Normalization: BatchNorm (Intuition)
BatchNorm normalizes activations using mini-batch statistics, then rescales them with learnable parameters.
- Intermediate activations can have very different scales across layers and batches
- BatchNorm normalizes per feature/channel so each batch has roughly zero mean and unit variance
- Learnable \(\gamma\) and \(\beta\) restore useful scales and offsets after normalization
- Helps stabilize training, allows higher learning rates, and can act as a mild regularizer
- Uses mini-batch statistics during training, running averages during inference
BatchNorm: Equations
Given a mini-batch \(\{x_1, \dots, x_m\}\) for one feature/channel:
\[
\mu_B = \frac{1}{m} \sum_{i=1}^m x_i, \quad
\sigma_B^2 = \frac{1}{m} \sum_{i=1}^m (x_i - \mu_B)^2
\]
\[
\hat{x}_i = \frac{x_i - \mu_B}{\sqrt{\sigma_B^2 + \varepsilon}}, \quad
y_i = \gamma \hat{x}_i + \beta
\]
- \(\mu_B\), \(\sigma_B^2\): batch mean and variance for this feature/channel
- \(\hat{x}_i\): normalized activation (zero mean, unit variance within the batch)

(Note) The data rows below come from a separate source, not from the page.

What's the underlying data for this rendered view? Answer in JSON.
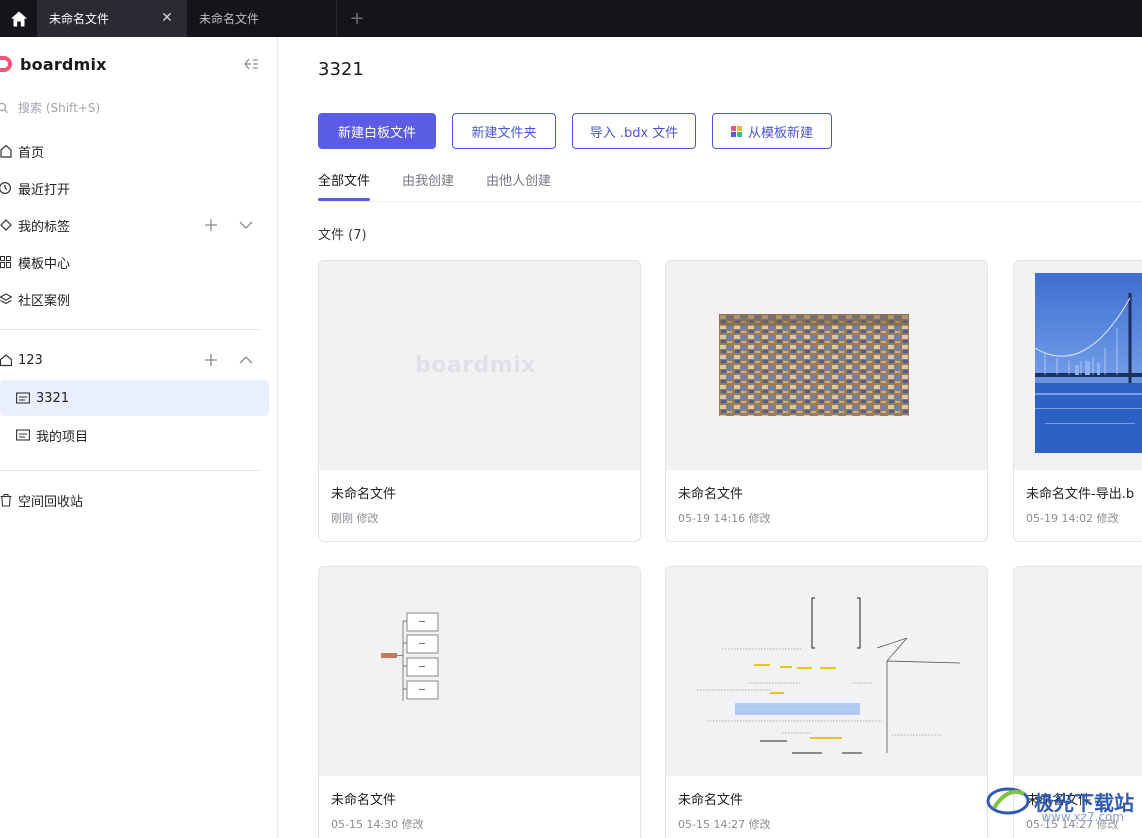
{
  "tabs": [
    {
      "label": "未命名文件",
      "active": true
    },
    {
      "label": "未命名文件",
      "active": false
    }
  ],
  "sidebar": {
    "logo": "boardmix",
    "search_placeholder": "搜索 (Shift+S)",
    "items": [
      {
        "label": "首页",
        "icon": "home-icon"
      },
      {
        "label": "最近打开",
        "icon": "clock-icon"
      },
      {
        "label": "我的标签",
        "icon": "tag-icon"
      },
      {
        "label": "模板中心",
        "icon": "grid-icon"
      },
      {
        "label": "社区案例",
        "icon": "layers-icon"
      }
    ],
    "team": {
      "label": "123",
      "icon": "house-icon"
    },
    "folders": [
      {
        "label": "3321",
        "selected": true
      },
      {
        "label": "我的项目",
        "selected": false
      }
    ],
    "trash": "空间回收站"
  },
  "main": {
    "title": "3321",
    "buttons": {
      "new_board": "新建白板文件",
      "new_folder": "新建文件夹",
      "import": "导入 .bdx 文件",
      "from_template": "从模板新建"
    },
    "tabs": [
      {
        "label": "全部文件",
        "active": true
      },
      {
        "label": "由我创建",
        "active": false
      },
      {
        "label": "由他人创建",
        "active": false
      }
    ],
    "file_count": "文件 (7)",
    "files": [
      {
        "name": "未命名文件",
        "meta": "刚刚 修改",
        "thumb_text": "boardmix"
      },
      {
        "name": "未命名文件",
        "meta": "05-19 14:16 修改"
      },
      {
        "name": "未命名文件-导出.b",
        "meta": "05-19 14:02 修改"
      },
      {
        "name": "未命名文件",
        "meta": "05-15 14:30 修改"
      },
      {
        "name": "未命名文件",
        "meta": "05-15 14:27 修改"
      },
      {
        "name": "未命名文件",
        "meta": "05-15 14:27 修改"
      }
    ]
  },
  "watermark": {
    "text": "极光下载站",
    "url": "www.xz7.com"
  },
  "colors": {
    "accent": "#5b5ce6",
    "brand": "#f2557a",
    "tabbar": "#16141b",
    "selected": "#e9efff"
  }
}
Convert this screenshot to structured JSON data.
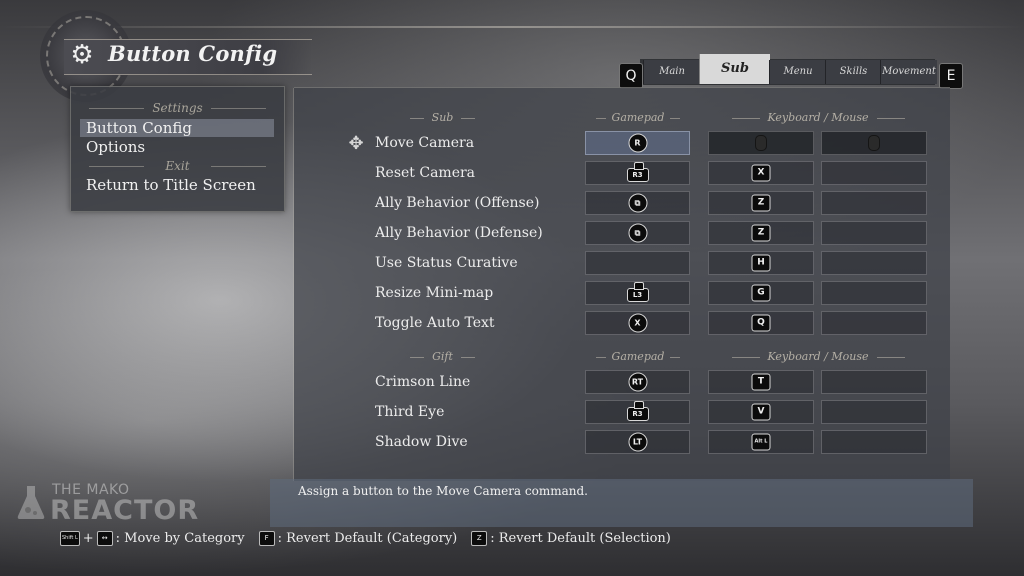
{
  "header": {
    "title": "Button Config",
    "icon": "gear-icon"
  },
  "menu": {
    "sections": [
      {
        "heading": "Settings",
        "items": [
          {
            "label": "Button Config",
            "selected": true
          },
          {
            "label": "Options",
            "selected": false
          }
        ]
      },
      {
        "heading": "Exit",
        "items": [
          {
            "label": "Return to Title Screen",
            "selected": false
          }
        ]
      }
    ]
  },
  "tabs": {
    "prev_key": "Q",
    "next_key": "E",
    "items": [
      {
        "label": "Main",
        "active": false
      },
      {
        "label": "Sub",
        "active": true
      },
      {
        "label": "Menu",
        "active": false
      },
      {
        "label": "Skills",
        "active": false
      },
      {
        "label": "Movement",
        "active": false
      }
    ]
  },
  "sections": [
    {
      "category": "Sub",
      "gamepad_header": "Gamepad",
      "keyboard_header": "Keyboard / Mouse",
      "rows": [
        {
          "label": "Move Camera",
          "gamepad": "R",
          "gamepad_type": "stick-round",
          "kb1": "",
          "kb1_type": "mouse",
          "kb2": "",
          "kb2_type": "mouse",
          "selected": true
        },
        {
          "label": "Reset Camera",
          "gamepad": "R3",
          "gamepad_type": "stick",
          "kb1": "X",
          "kb1_type": "key",
          "kb2": "",
          "kb2_type": "empty"
        },
        {
          "label": "Ally Behavior (Offense)",
          "gamepad": "⧉",
          "gamepad_type": "button",
          "kb1": "Z",
          "kb1_type": "key",
          "kb2": "",
          "kb2_type": "empty"
        },
        {
          "label": "Ally Behavior (Defense)",
          "gamepad": "⧉",
          "gamepad_type": "button",
          "kb1": "Z",
          "kb1_type": "key",
          "kb2": "",
          "kb2_type": "empty"
        },
        {
          "label": "Use Status Curative",
          "gamepad": "",
          "gamepad_type": "empty",
          "kb1": "H",
          "kb1_type": "key",
          "kb2": "",
          "kb2_type": "empty"
        },
        {
          "label": "Resize Mini-map",
          "gamepad": "L3",
          "gamepad_type": "stick",
          "kb1": "G",
          "kb1_type": "key",
          "kb2": "",
          "kb2_type": "empty"
        },
        {
          "label": "Toggle Auto Text",
          "gamepad": "X",
          "gamepad_type": "button",
          "kb1": "Q",
          "kb1_type": "key",
          "kb2": "",
          "kb2_type": "empty"
        }
      ]
    },
    {
      "category": "Gift",
      "gamepad_header": "Gamepad",
      "keyboard_header": "Keyboard / Mouse",
      "rows": [
        {
          "label": "Crimson Line",
          "gamepad": "RT",
          "gamepad_type": "button",
          "kb1": "T",
          "kb1_type": "key",
          "kb2": "",
          "kb2_type": "empty"
        },
        {
          "label": "Third Eye",
          "gamepad": "R3",
          "gamepad_type": "stick",
          "kb1": "V",
          "kb1_type": "key",
          "kb2": "",
          "kb2_type": "empty"
        },
        {
          "label": "Shadow Dive",
          "gamepad": "LT",
          "gamepad_type": "button",
          "kb1": "Alt L",
          "kb1_type": "key",
          "kb2": "",
          "kb2_type": "empty"
        }
      ]
    }
  ],
  "description": "Assign a button to the Move Camera command.",
  "watermark": {
    "line1": "THE MAKO",
    "line2": "REACTOR"
  },
  "footer": [
    {
      "keys": [
        "Shift L",
        "+",
        "↔"
      ],
      "label": ": Move by Category"
    },
    {
      "keys": [
        "F"
      ],
      "label": ": Revert Default (Category)"
    },
    {
      "keys": [
        "Z"
      ],
      "label": ": Revert Default (Selection)"
    }
  ]
}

- \(y_i\): final activation after BatchNorm, passed to the next layer
- \(\gamma\), \(\beta\): learned scale and shift that let the layer choose a good range again
- \(\varepsilon\): small constant to avoid division by zero
- During inference, \(\mu_B\) and \(\sigma_B^2\) are replaced by running averages accumulated during training.
Code: Conv Block with BatchNorm
conv_block = nn.Sequential(
nn.Conv2d(1, 32, kernel_size=3, padding=1),
nn.BatchNorm2d(32),
nn.ReLU(),
nn.MaxPool2d(2),
)
BatchNorm keeps the distribution of activations more stable across batches, which often speeds up convergence.
Putting It Together: Simple CNN for MNIST
class SimpleCNN(nn.Module):
def __init__(self):
super().__init__()
self.features = nn.Sequential(
nn.Conv2d(1, 32, kernel_size=3, padding=1),
nn.BatchNorm2d(32),
nn.ReLU(),
nn.MaxPool2d(2), # 14×14
nn.Conv2d(32, 64, kernel_size=3, padding=1),
nn.BatchNorm2d(64),
nn.ReLU(),
nn.MaxPool2d(2), # 7×7
)
self.classifier = nn.Sequential(
nn.Flatten(),
nn.Linear(64 * 7 * 7, 128),
nn.ReLU(),
nn.Dropout(0.5),
nn.Linear(128, 10),
)
def forward(self, x):
x = self.features(x)
x = self.classifier(x)
return x
This structure (conv blocks → pooling → fully connected classifier) mirrors LeNet but with slightly modernized choices.
Switch to Notebook: CNN on MNIST
- Now we will train a CNN end-to-end on MNIST in the companion notebook
- Open
notebooks/lesson3_Pytorch_MNIST_cnn.ipynb to walk through:
- Loading MNIST, defining the CNN, training with Dropout/BatchNorm, evaluation, and inference on sample images
Homework
- Experiment with different CNN architectures for MNIST: change number of filters, kernel sizes, or depth.
- Compare models with and without Dropout and BatchNorm. Plot training and validation curves and discuss overfitting.
- Visualize intermediate feature maps for a few test images to see what early and late layers are detecting.
- Try training on Fashion-MNIST with your best CNN and compare results to Lesson 2’s fully connected network.